I believe it was Tukey who suggested that instead of plotting the histogram bars at the zero upwards, you hang them from the expected value. What this does is that instead of comparing differences from a curved line, you are comparing differences to the straight reference line at zero.

Although it is usual to plot the bars to cover the entire bin, I sometimes find this distracting. So here is an alternative (in SPSS – with example code linked to at the end of the post) in which I only plot lines and dots and just note in text the bin widths are in-between the hash marks on the X axis.

The second example is taken from William Playfair’s atlas, and Cleveland uses it to show that comparing two curves can be misleading. (It took me forever to find this data already digitized, so thanks for the bissantz blog for posting it.)

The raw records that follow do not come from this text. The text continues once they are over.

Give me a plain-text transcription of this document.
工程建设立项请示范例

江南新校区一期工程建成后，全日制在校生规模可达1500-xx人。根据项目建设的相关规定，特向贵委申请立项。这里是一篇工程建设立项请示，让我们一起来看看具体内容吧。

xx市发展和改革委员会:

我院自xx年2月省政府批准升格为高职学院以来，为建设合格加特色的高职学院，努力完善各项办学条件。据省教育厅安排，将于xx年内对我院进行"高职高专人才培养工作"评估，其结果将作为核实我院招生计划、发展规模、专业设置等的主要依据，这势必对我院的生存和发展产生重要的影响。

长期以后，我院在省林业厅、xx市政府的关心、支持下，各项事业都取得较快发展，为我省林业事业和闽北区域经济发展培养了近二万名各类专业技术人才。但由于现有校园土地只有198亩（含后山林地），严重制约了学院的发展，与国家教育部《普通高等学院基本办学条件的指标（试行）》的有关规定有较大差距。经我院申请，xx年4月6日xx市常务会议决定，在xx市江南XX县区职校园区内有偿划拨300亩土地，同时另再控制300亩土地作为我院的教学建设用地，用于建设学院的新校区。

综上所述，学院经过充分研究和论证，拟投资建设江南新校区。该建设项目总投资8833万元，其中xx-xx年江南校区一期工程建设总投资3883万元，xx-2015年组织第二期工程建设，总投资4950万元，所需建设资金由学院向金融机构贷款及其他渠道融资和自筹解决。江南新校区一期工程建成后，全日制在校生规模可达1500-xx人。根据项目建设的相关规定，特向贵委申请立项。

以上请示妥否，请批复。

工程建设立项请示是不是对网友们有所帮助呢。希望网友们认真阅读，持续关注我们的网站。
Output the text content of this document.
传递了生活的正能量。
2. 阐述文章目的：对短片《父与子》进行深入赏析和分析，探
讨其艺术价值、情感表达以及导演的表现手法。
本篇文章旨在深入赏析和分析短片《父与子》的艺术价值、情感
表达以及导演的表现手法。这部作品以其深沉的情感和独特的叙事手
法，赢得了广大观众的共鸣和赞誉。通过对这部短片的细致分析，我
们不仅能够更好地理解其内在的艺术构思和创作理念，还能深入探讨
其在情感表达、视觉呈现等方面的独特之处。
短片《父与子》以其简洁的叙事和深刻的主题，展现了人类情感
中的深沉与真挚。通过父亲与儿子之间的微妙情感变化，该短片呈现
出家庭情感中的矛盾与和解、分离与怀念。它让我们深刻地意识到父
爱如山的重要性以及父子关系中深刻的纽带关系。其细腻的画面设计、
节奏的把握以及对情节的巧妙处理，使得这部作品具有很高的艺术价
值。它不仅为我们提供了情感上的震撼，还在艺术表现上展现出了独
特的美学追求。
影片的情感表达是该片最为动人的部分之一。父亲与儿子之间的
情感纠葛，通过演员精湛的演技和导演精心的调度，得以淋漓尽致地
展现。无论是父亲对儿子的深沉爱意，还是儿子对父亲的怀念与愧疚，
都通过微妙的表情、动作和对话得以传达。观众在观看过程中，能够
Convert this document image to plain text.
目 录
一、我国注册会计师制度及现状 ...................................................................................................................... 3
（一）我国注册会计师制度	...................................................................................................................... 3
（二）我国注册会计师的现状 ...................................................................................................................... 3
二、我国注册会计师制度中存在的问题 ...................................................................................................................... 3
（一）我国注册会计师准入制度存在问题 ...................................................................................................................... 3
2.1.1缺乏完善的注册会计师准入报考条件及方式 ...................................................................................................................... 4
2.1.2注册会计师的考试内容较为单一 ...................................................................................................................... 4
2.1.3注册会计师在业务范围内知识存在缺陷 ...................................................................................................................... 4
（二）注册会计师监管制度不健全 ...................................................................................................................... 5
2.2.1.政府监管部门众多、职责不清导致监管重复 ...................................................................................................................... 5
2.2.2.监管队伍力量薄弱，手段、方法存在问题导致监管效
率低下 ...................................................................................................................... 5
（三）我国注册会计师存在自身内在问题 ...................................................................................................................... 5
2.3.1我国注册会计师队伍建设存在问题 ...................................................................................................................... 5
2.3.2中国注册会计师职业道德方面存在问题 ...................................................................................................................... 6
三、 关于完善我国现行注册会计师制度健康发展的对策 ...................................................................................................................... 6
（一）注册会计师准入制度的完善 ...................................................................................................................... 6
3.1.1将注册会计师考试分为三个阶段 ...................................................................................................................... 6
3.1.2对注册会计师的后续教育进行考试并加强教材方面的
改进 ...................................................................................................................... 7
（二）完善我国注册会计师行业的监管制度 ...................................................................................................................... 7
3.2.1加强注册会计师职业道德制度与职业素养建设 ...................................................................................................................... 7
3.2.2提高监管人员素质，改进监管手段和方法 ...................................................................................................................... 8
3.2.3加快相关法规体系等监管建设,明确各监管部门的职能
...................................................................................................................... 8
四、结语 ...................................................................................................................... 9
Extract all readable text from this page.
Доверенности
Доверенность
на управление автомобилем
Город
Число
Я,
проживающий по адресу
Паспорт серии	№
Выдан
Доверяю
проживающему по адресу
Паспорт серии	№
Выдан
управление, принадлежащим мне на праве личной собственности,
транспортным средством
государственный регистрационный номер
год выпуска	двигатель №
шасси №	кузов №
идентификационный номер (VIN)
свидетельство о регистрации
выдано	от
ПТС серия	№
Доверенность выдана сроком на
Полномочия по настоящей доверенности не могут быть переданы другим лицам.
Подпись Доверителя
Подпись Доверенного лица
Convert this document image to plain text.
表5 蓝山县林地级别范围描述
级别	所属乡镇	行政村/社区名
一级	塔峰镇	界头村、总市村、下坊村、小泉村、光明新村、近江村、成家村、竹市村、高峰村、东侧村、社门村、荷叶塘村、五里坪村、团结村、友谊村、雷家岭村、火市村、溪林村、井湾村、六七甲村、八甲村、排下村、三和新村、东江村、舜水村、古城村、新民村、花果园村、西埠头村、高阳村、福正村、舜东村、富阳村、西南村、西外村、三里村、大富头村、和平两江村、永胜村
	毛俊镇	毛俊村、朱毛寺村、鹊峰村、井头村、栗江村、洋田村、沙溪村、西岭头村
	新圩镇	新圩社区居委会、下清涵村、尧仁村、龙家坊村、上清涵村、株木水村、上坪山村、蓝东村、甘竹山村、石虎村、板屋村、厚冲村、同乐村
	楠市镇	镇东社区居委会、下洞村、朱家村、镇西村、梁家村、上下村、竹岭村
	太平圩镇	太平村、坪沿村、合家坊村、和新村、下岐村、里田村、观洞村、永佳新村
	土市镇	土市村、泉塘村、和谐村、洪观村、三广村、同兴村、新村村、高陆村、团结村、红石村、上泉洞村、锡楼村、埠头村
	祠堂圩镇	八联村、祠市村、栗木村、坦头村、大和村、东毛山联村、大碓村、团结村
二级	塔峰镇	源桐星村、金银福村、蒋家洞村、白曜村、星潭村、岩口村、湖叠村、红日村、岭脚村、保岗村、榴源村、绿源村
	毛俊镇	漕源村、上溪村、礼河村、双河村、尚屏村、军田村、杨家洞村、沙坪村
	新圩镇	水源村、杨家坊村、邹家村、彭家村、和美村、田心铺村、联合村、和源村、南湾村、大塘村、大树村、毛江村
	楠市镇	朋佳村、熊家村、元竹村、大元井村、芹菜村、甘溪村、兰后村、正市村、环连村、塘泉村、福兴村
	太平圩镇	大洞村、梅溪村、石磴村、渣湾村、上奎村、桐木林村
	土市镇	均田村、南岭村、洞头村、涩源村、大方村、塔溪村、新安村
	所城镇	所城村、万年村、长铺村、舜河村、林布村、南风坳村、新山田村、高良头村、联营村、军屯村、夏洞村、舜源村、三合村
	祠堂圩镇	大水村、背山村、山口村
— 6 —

Instead of comparing the two curves only in terms of *vertical* deviations from one another, we tend to compare the curves in terms of the nearest location. Here the visual error in the magnitude of differences is likely to occur in the area between 1760 and 1766, where they look very close to one another because of the upward slope for both time series in that period.

Here I like the default behavior of SPSS when plotting the differences as an interval element and it is easier to see this potential error (just compare the length of the bars). When using a continuous scale, SPSS plots the interval elements with zero area inside and only an exterior outline (which ends up being near equivalent to a edge element).

More frequently though, people suggest just to plot the differences, and here is a chart with all three (Imports, Exports and the difference) plotted on the same graph. Note the differences at 1763 (390) is actually *larger* than the difference and the start of the series, 280 at 1700.

You can do similar things to scatterplots, which Tukey calls detilting plots. Again, the lesson is it is easier to compare differences from a straight line than it is differences from a curve (or sloped line). Here I have posted the SPSS code to make the graphs (I slightly cheated though and post edited in the guidelines and labels in the graph editor).

1) The code referred to in this note seems to have been eaten by trolls.

2) The rootogram is typically plotted on a square root scale.

Regards,

Jon

Thanks Jon, I will re-read Tukey and post an updated example (thankfully the change to a square root scale is pretty simple!) Howard Wainer has a nice article here, http://www.jstor.org/stable/2683341 (unfortunately paywalled), quickly talking about the differences.

The code linked on the post is working on my end, but I will try it again, https://dl.dropboxusercontent.com/u/3385251/Rootograms_TimeSeriesDiff.zip. I wish the hanging rootogram was easier to accomplish in inline GPL, so hopefully I missed something. (Let me know if that link doesn’t work either.)